A biography may be written by someone who knew you well, like your spouse or close friend. It can also be written by someone who interviewed you extensively over many years. It can even be about someone who researched all available sources related to your life before writing their book about you!
Professional writers or researchers usually write Biographies. Biographers can include more detail than autobiographers, but both types of books have to accurately portray their subjects’ lives.
- Biographical information that a writer may include in a biography may include:
- Birth date and place
- Family background (parents, siblings, grandparents)
- Education history (schools attended)
- Military service record
- Personal life and relationships, including marriages, children and grandchildren. Achievements and disappointments of the Subject’s life
An autobiography is the story of a person’s life written by themselves.
An autobiography is a unique book where a person writes the story of their own life. (It’s not always necessary. They can also hire a ghostwriter to do so too)
However, What makes it distinct is that the author, who is usually the story’s main character, narrates their experiences in the first person. They offer a personal and intimate glimpse into their journey.
Let’s take a quick example to illustrate this:
“When I entered this world, my parents chose the name ‘John Smith’ for me. I spent my early years growing up in the vibrant city of Chicago, and later, I pursued my higher education at University X.”
The writer delves into their experiences, emotions, and perspectives in an autobiography. It’s their account of life’s moments rather than a story about someone else. This first-person narrative adds a unique and authentic touch to the storytelling, making it a truly personal and insightful read.
In biographies, the Subject has No control:
In a biography, the author has control over what parts of the Subject’s life are included in the book or article and how much detail is included about each part.
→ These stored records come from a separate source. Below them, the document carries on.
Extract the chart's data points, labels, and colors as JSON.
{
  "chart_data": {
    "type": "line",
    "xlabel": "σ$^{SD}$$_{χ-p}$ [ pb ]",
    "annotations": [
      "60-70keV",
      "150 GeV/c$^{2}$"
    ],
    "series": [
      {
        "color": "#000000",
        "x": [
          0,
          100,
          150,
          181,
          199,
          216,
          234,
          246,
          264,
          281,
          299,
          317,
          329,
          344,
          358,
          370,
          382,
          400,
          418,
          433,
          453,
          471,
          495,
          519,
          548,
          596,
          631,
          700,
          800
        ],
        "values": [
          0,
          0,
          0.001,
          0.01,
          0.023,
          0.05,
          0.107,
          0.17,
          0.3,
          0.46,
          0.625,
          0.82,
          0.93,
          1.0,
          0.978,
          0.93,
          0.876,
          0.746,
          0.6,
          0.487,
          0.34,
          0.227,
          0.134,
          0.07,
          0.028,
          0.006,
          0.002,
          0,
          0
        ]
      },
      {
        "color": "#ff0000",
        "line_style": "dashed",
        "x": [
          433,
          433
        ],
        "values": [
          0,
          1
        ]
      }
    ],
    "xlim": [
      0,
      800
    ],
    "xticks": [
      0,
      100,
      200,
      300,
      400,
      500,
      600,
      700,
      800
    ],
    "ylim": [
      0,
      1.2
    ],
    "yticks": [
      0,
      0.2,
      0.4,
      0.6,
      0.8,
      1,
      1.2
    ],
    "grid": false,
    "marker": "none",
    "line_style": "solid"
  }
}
You must be careful about what you include when writing a Biography vs. Autobiography. You can’t just make up facts or events. The biography must be accurate and true to the person’s life.
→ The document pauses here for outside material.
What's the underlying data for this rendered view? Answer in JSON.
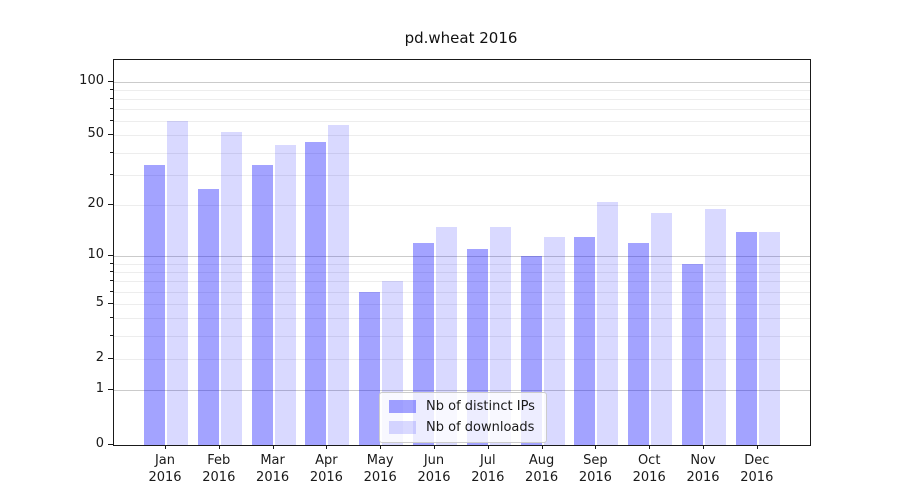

Biographers also need to be honest with themselves–if they don’t know something or want more detail on something, they need to find someone else who does know those things (or look through old letters or photographs).
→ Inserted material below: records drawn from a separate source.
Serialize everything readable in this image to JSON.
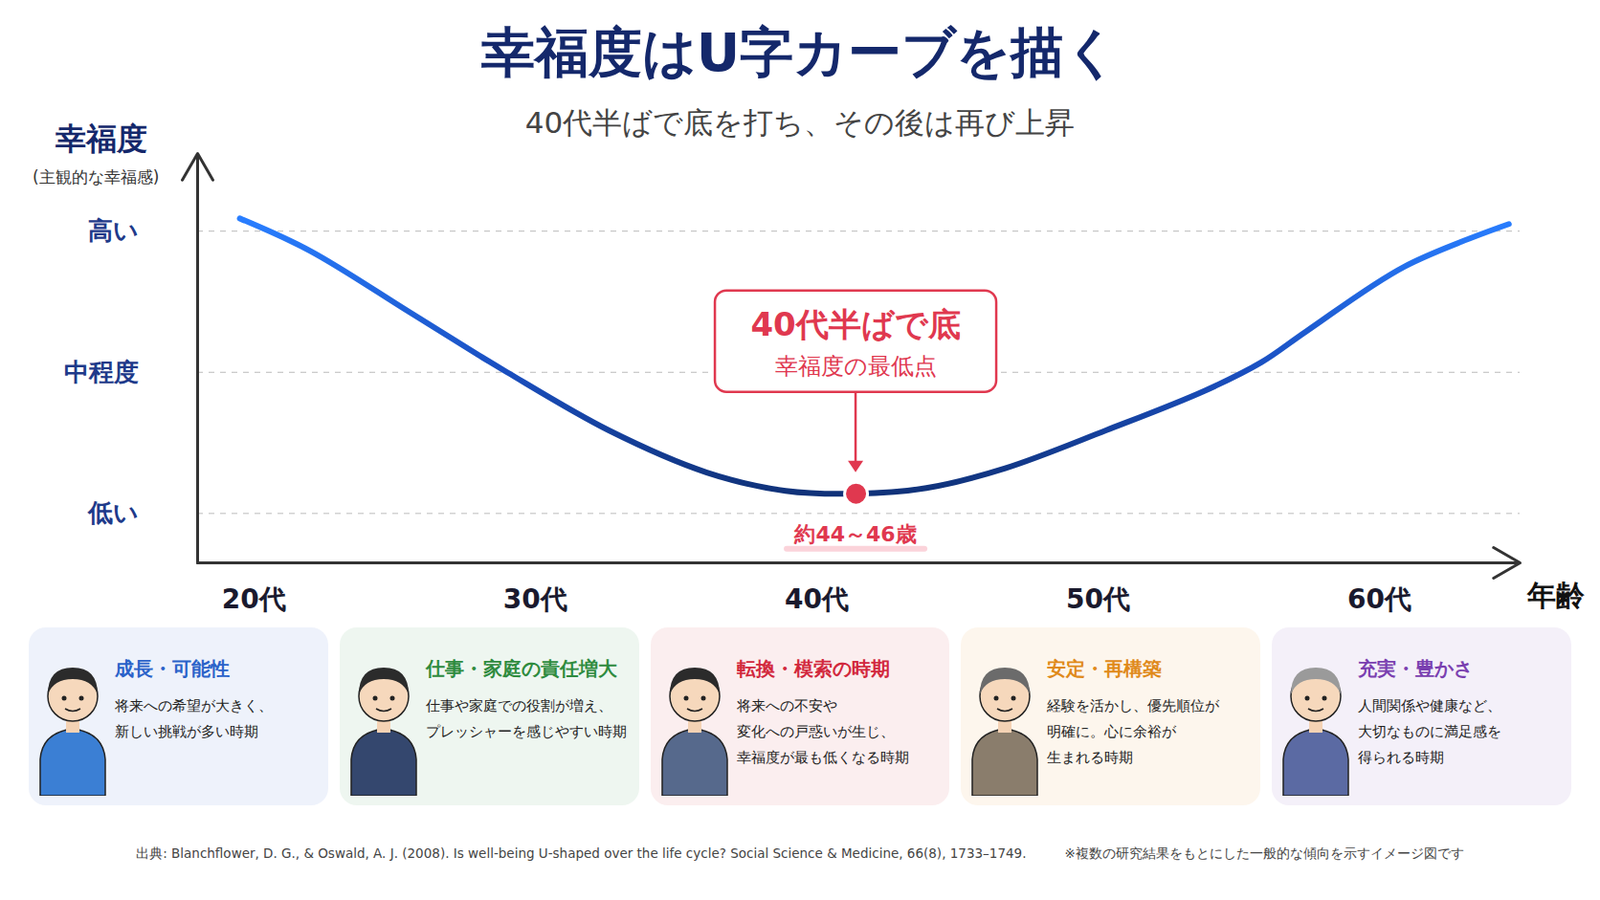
{
  "chart_data": {
    "type": "line",
    "title": "幸福度はU字カーブを描く",
    "subtitle": "40代半ばで底を打ち、その後は再び上昇",
    "y_label": "幸福度",
    "y_sublabel": "(主観的な幸福感)",
    "x_label": "年齢",
    "x": [
      24.5,
      27.0,
      30.5,
      33.0,
      34.0,
      37.6,
      41.1,
      43.9,
      46.4,
      48.9,
      51.7,
      55.3,
      58.8,
      60.8,
      62.4,
      65.9,
      69.6
    ],
    "values": [
      3.09,
      2.86,
      2.43,
      2.12,
      2.0,
      1.59,
      1.29,
      1.16,
      1.14,
      1.18,
      1.32,
      1.59,
      1.87,
      2.07,
      2.29,
      2.75,
      3.05
    ],
    "color": "#1a4fc0",
    "xlim": [
      23,
      70
    ],
    "ylim": [
      0.65,
      3.55
    ],
    "xticks": [
      {
        "value": 25,
        "label": "20代"
      },
      {
        "value": 35,
        "label": "30代"
      },
      {
        "value": 45,
        "label": "40代"
      },
      {
        "value": 55,
        "label": "50代"
      },
      {
        "value": 65,
        "label": "60代"
      }
    ],
    "yticks": [
      {
        "value": 1,
        "label": "低い"
      },
      {
        "value": 2,
        "label": "中程度"
      },
      {
        "value": 3,
        "label": "高い"
      }
    ],
    "grid": true,
    "annotation": {
      "title": "40代半ばで底",
      "text": "幸福度の最低点",
      "x": 46.4,
      "y": 1.14,
      "label": "約44～46歳",
      "color": "#e0384f"
    }
  },
  "stages": [
    {
      "title": "成長・可能性",
      "lines": [
        "将来への希望が大きく、",
        "新しい挑戦が多い時期"
      ],
      "color": "#2a62c9"
    },
    {
      "title": "仕事・家庭の責任増大",
      "lines": [
        "仕事や家庭での役割が増え、",
        "プレッシャーを感じやすい時期"
      ],
      "color": "#2e8b3e"
    },
    {
      "title": "転換・模索の時期",
      "lines": [
        "将来への不安や",
        "変化への戸惑いが生じ、",
        "幸福度が最も低くなる時期"
      ],
      "color": "#d2283d"
    },
    {
      "title": "安定・再構築",
      "lines": [
        "経験を活かし、優先順位が",
        "明確に。心に余裕が",
        "生まれる時期"
      ],
      "color": "#e08a1a"
    },
    {
      "title": "充実・豊かさ",
      "lines": [
        "人間関係や健康など、",
        "大切なものに満足感を",
        "得られる時期"
      ],
      "color": "#7a3fb0"
    }
  ],
  "source": "出典: Blanchflower, D. G., & Oswald, A. J. (2008). Is well-being U-shaped over the life cycle? Social Science & Medicine, 66(8), 1733–1749.",
  "note": "※複数の研究結果をもとにした一般的な傾向を示すイメージ図です"
}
For instance, picture this scenario: Your mom recently passed away, and you’ve taken on the task of writing her biography. She had always wanted someone to write her life story after passing, but she never did it herself.
As you delve into this project, you stumble upon a surprising revelation – your mom had been married before she met your dad. This revelation comes to light through her diary, which you now possess, containing numerous entries about her first husband.
Now, you face a moral dilemma: Should you include this information in her biography? If you do, could it potentially upset readers who believed she had only been married once, while in reality, there were two different men in her life before she married your father? There are no straightforward answers in this situation, but it’s crucial to contemplate what would be in the best interests of everyone involved.
In autobiographies, the Subject has all the control:
However, in the case of an autobiography, someone writes their history and thus controls what goes into it; in this case, unlike biographies, the author can leave out some details because they’re too painful or negative to remember clearly.
In an autobiography, the author is the Subject of the story. They tell it in their own words and control what goes into it.
In contrast, a Biography vs. Autobiography focuses on someone else’s life story–someone who wasn’t there when certain events happened (like childhood memories). This means biographers don’t have as much say over what gets included in their books. They can only rely on historical sources like newspaper articles or letters written by people who knew these famous individuals at some point during their lives.
The key point here is that Biography vs. Autobiography are both literary forms that narrate the life stories of actual individuals.
In a biography, the author controls which aspects of the individual’s life find their way into the book. In an autobiography, the individual writes their own life story and, as a result, has authority over its content.
So we hope that with this brief guide, you can differentiate between Biography vs. Autobiography.